British-American artist

Richard Brunton (c. 1749September 8, 1832) was a British-American artist most notable for his work depicting the American Revolutionary War.

== Biography ==
Brunton claimed to have been born in Birmingham, England in 1749. He was listed as an apprentice to Joseph Troughton in 1766. From a muster roll dating from May to December 1774, Brunton was listed as a soldier, a part of the grenadier company in the 38th Regiment of Foot. He arrived on July 6, 1774, in the port of Boston. However, he deserted in June 1779 from Verplanck's Point, New York.
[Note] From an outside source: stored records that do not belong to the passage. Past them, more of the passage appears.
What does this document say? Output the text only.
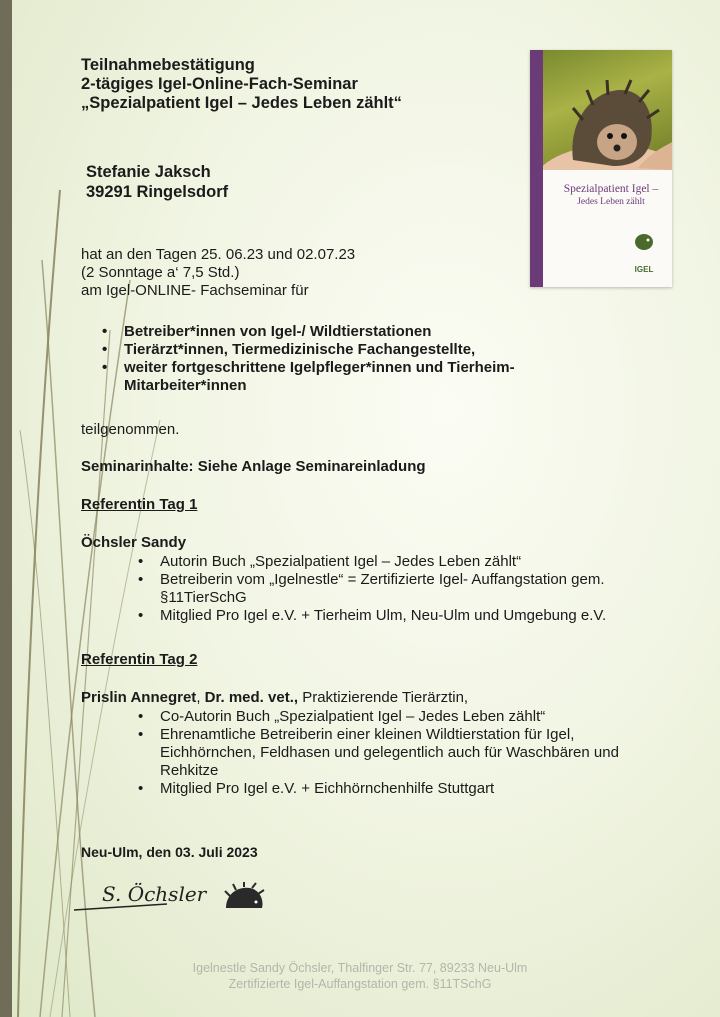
Teilnahmebestätigung
2-tägiges Igel-Online-Fach-Seminar
„Spezialpatient Igel – Jedes Leben zählt“
Spezialpatient Igel –
Jedes Leben zählt
IGEL
Stefanie Jaksch
39291 Ringelsdorf
hat an den Tagen 25. 06.23 und 02.07.23
(2 Sonntage a‘ 7,5 Std.)
am Igel-ONLINE- Fachseminar für
• Betreiber*innen von Igel-/ Wildtierstationen
• Tierärzt*innen, Tiermedizinische Fachangestellte,
• weiter fortgeschrittene Igelpfleger*innen und Tierheim-Mitarbeiter*innen
teilgenommen.
Seminarinhalte: Siehe Anlage Seminareinladung
Referentin Tag 1
Öchsler Sandy
• Autorin Buch „Spezialpatient Igel – Jedes Leben zählt“
• Betreiberin vom „Igelnestle“ = Zertifizierte Igel- Auffangstation gem. §11TierSchG
• Mitglied Pro Igel e.V. + Tierheim Ulm, Neu-Ulm und Umgebung e.V.
Referentin Tag 2
Prislin Annegret, Dr. med. vet., Praktizierende Tierärztin,
• Co-Autorin Buch „Spezialpatient Igel – Jedes Leben zählt“
• Ehrenamtliche Betreiberin einer kleinen Wildtierstation für Igel, Eichhörnchen, Feldhasen und gelegentlich auch für Waschbären und Rehkitze
• Mitglied Pro Igel e.V. + Eichhörnchenhilfe Stuttgart
Neu-Ulm, den 03. Juli 2023
S. Öchsler
Igelnestle Sandy Öchsler, Thalfinger Str. 77, 89233 Neu-Ulm
Zertifizierte Igel-Auffangstation gem. §11TSchG
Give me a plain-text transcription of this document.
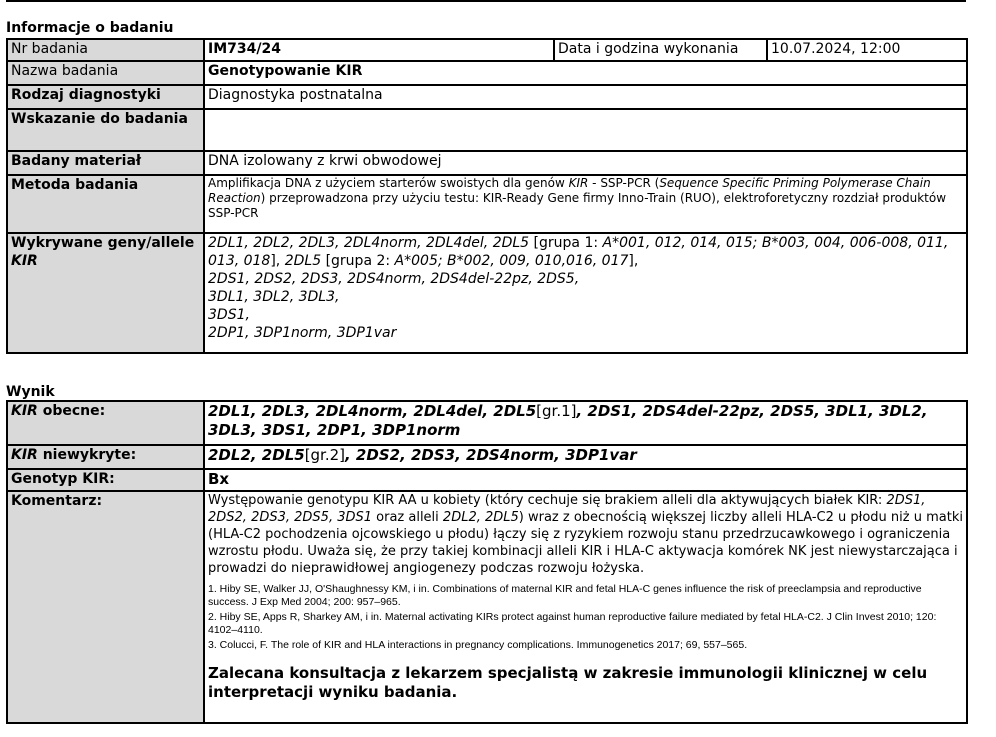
Informacje o badaniu
Nr badania	IM734/24	Data i godzina wykonania	10.07.2024, 12:00
Nazwa badania	Genotypowanie KIR		
Rodzaj diagnostyki	Diagnostyka postnatalna		
Wskazanie do badania			
Badany materiał	DNA izolowany z krwi obwodowej		
Metoda badania	Amplifikacja DNA z użyciem starterów swoistych dla genów KIR - SSP-PCR (Sequence Specific Priming Polymerase Chain Reaction) przeprowadzona przy użyciu testu: KIR-Ready Gene firmy Inno-Train (RUO), elektroforetyczny rozdział produktów SSP-PCR		
Wykrywane geny/allele KIR	2DL1, 2DL2, 2DL3, 2DL4norm, 2DL4del, 2DL5 [grupa 1: A*001, 012, 014, 015; B*003, 004, 006-008, 011, 013, 018], 2DL5 [grupa 2: A*005; B*002, 009, 010,016, 017],
2DS1, 2DS2, 2DS3, 2DS4norm, 2DS4del-22pz, 2DS5,
3DL1, 3DL2, 3DL3,
3DS1,
2DP1, 3DP1norm, 3DP1var		
Wynik
KIR obecne:	2DL1, 2DL3, 2DL4norm, 2DL4del, 2DL5[gr.1], 2DS1, 2DS4del-22pz, 2DS5, 3DL1, 3DL2, 3DL3, 3DS1, 2DP1, 3DP1norm
KIR niewykryte:	2DL2, 2DL5[gr.2], 2DS2, 2DS3, 2DS4norm, 3DP1var
Genotyp KIR:	Bx
Komentarz:	Występowanie genotypu KIR AA u kobiety (który cechuje się brakiem alleli dla aktywujących białek KIR: 2DS1, 2DS2, 2DS3, 2DS5, 3DS1 oraz alleli 2DL2, 2DL5) wraz z obecnością większej liczby alleli HLA-C2 u płodu niż u matki (HLA-C2 pochodzenia ojcowskiego u płodu) łączy się z ryzykiem rozwoju stanu przedrzucawkowego i ograniczenia wzrostu płodu. Uważa się, że przy takiej kombinacji alleli KIR i HLA-C aktywacja komórek NK jest niewystarczająca i prowadzi do nieprawidłowej angiogenezy podczas rozwoju łożyska.
1. Hiby SE, Walker JJ, O'Shaughnessy KM, i in. Combinations of maternal KIR and fetal HLA-C genes influence the risk of preeclampsia and reproductive success. J Exp Med 2004; 200: 957–965.
2. Hiby SE, Apps R, Sharkey AM, i in. Maternal activating KIRs protect against human reproductive failure mediated by fetal HLA-C2. J Clin Invest 2010; 120: 4102–4110.
3. Colucci, F. The role of KIR and HLA interactions in pregnancy complications. Immunogenetics 2017; 69, 557–565.
Zalecana konsultacja z lekarzem specjalistą w zakresie immunologii klinicznej w celu interpretacji wyniku badania.
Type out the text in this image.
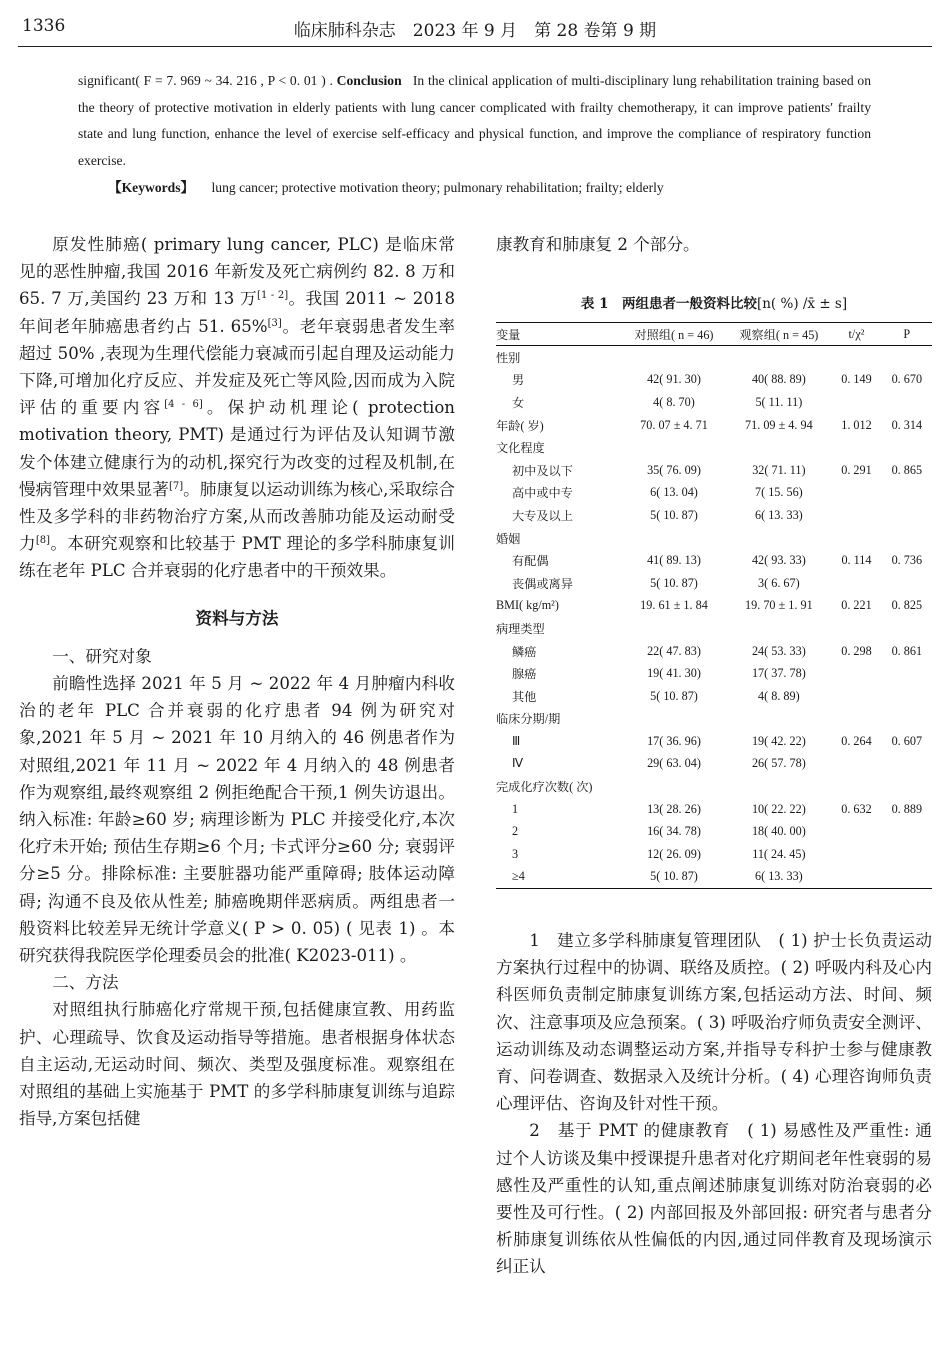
1336	临床肺科杂志　2023 年 9 月　第 28 卷第 9 期
significant( F = 7. 969 ~ 34. 216 , P < 0. 01 ) . Conclusion In the clinical application of multi-disciplinary lung rehabilitation training based on the theory of protective motivation in elderly patients with lung cancer complicated with frailty chemotherapy, it can improve patients′ frailty state and lung function, enhance the level of exercise self-efficacy and physical function, and improve the compliance of respiratory function exercise.
【Keywords】 lung cancer; protective motivation theory; pulmonary rehabilitation; frailty; elderly

原发性肺癌( primary lung cancer, PLC) 是临床常见的恶性肿瘤,我国 2016 年新发及死亡病例约 82. 8 万和 65. 7 万,美国约 23 万和 13 万[1 - 2]。我国 2011 ~ 2018 年间老年肺癌患者约占 51. 65%[3]。老年衰弱患者发生率超过 50% ,表现为生理代偿能力衰减而引起自理及运动能力下降,可增加化疗反应、并发症及死亡等风险,因而成为入院评估的重要内容[4 - 6]。保护动机理论( protection motivation theory, PMT) 是通过行为评估及认知调节激发个体建立健康行为的动机,探究行为改变的过程及机制,在慢病管理中效果显著[7]。肺康复以运动训练为核心,采取综合性及多学科的非药物治疗方案,从而改善肺功能及运动耐受力[8]。本研究观察和比较基于 PMT 理论的多学科肺康复训练在老年 PLC 合并衰弱的化疗患者中的干预效果。

资料与方法

一、研究对象

前瞻性选择 2021 年 5 月 ~ 2022 年 4 月肿瘤内科收治的老年 PLC 合并衰弱的化疗患者 94 例为研究对象,2021 年 5 月 ~ 2021 年 10 月纳入的 46 例患者作为对照组,2021 年 11 月 ~ 2022 年 4 月纳入的 48 例患者作为观察组,最终观察组 2 例拒绝配合干预,1 例失访退出。纳入标准: 年龄≥60 岁; 病理诊断为 PLC 并接受化疗,本次化疗未开始; 预估生存期≥6 个月; 卡式评分≥60 分; 衰弱评分≥5 分。排除标准: 主要脏器功能严重障碍; 肢体运动障碍; 沟通不良及依从性差; 肺癌晚期伴恶病质。两组患者一般资料比较差异无统计学意义( P > 0. 05) ( 见表 1) 。本研究获得我院医学伦理委员会的批准( K2023-011) 。

二、方法

对照组执行肺癌化疗常规干预,包括健康宣教、用药监护、心理疏导、饮食及运动指导等措施。患者根据身体状态自主运动,无运动时间、频次、类型及强度标准。观察组在对照组的基础上实施基于 PMT 的多学科肺康复训练与追踪指导,方案包括健

康教育和肺康复 2 个部分。

表 1　两组患者一般资料比较[n( %) /x̄ ± s]
变量	对照组( n = 46)	观察组( n = 45)	t/χ²	P
性别				
男	42( 91. 30)	40( 88. 89)	0. 149	0. 670
女	4( 8. 70)	5( 11. 11)		
年龄( 岁)	70. 07 ± 4. 71	71. 09 ± 4. 94	1. 012	0. 314
文化程度				
初中及以下	35( 76. 09)	32( 71. 11)	0. 291	0. 865
高中或中专	6( 13. 04)	7( 15. 56)		
大专及以上	5( 10. 87)	6( 13. 33)		
婚姻				
有配偶	41( 89. 13)	42( 93. 33)	0. 114	0. 736
丧偶或离异	5( 10. 87)	3( 6. 67)		
BMI( kg/m²)	19. 61 ± 1. 84	19. 70 ± 1. 91	0. 221	0. 825
病理类型				
鳞癌	22( 47. 83)	24( 53. 33)	0. 298	0. 861
腺癌	19( 41. 30)	17( 37. 78)		
其他	5( 10. 87)	4( 8. 89)		
临床分期/期				
Ⅲ	17( 36. 96)	19( 42. 22)	0. 264	0. 607
Ⅳ	29( 63. 04)	26( 57. 78)		
完成化疗次数( 次)				
1	13( 28. 26)	10( 22. 22)	0. 632	0. 889
2	16( 34. 78)	18( 40. 00)		
3	12( 26. 09)	11( 24. 45)		
≥4	5( 10. 87)	6( 13. 33)		

1　建立多学科肺康复管理团队　( 1) 护士长负责运动方案执行过程中的协调、联络及质控。( 2) 呼吸内科及心内科医师负责制定肺康复训练方案,包括运动方法、时间、频次、注意事项及应急预案。( 3) 呼吸治疗师负责安全测评、运动训练及动态调整运动方案,并指导专科护士参与健康教育、问卷调查、数据录入及统计分析。( 4) 心理咨询师负责心理评估、咨询及针对性干预。

2　基于 PMT 的健康教育　( 1) 易感性及严重性: 通过个人访谈及集中授课提升患者对化疗期间老年性衰弱的易感性及严重性的认知,重点阐述肺康复训练对防治衰弱的必要性及可行性。( 2) 内部回报及外部回报: 研究者与患者分析肺康复训练依从性偏低的内因,通过同伴教育及现场演示纠正认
He married Polly Fullerton on October 14, 1779. In January 1783, Polly and Richard traveled to Groton, Massachusetts while Polly was pregnant. Both were later warned from the town on January 26, 1783. The couple had one son, but he died in infancy on March 5, 1783, in the town of Pepperell, where the two went after being warned from Groton. In 1795, Brunton was caught engraving counterfeit money in Enfield, Connecticut, but was released for a lack of evidence. However, he was caught once more in 1799 in Woodstock, Connecticut creating counterfeit coins, and was sentenced to serve two years of hard labor in New-Gate Prison. After his release, he was caught counterfeiting once again and received a life sentence. However, in 1811 he petitioned for his release on the grounds of illness, claiming he would return to England. However, once released he returned to Groton, Massachusetts where he would die in 1832.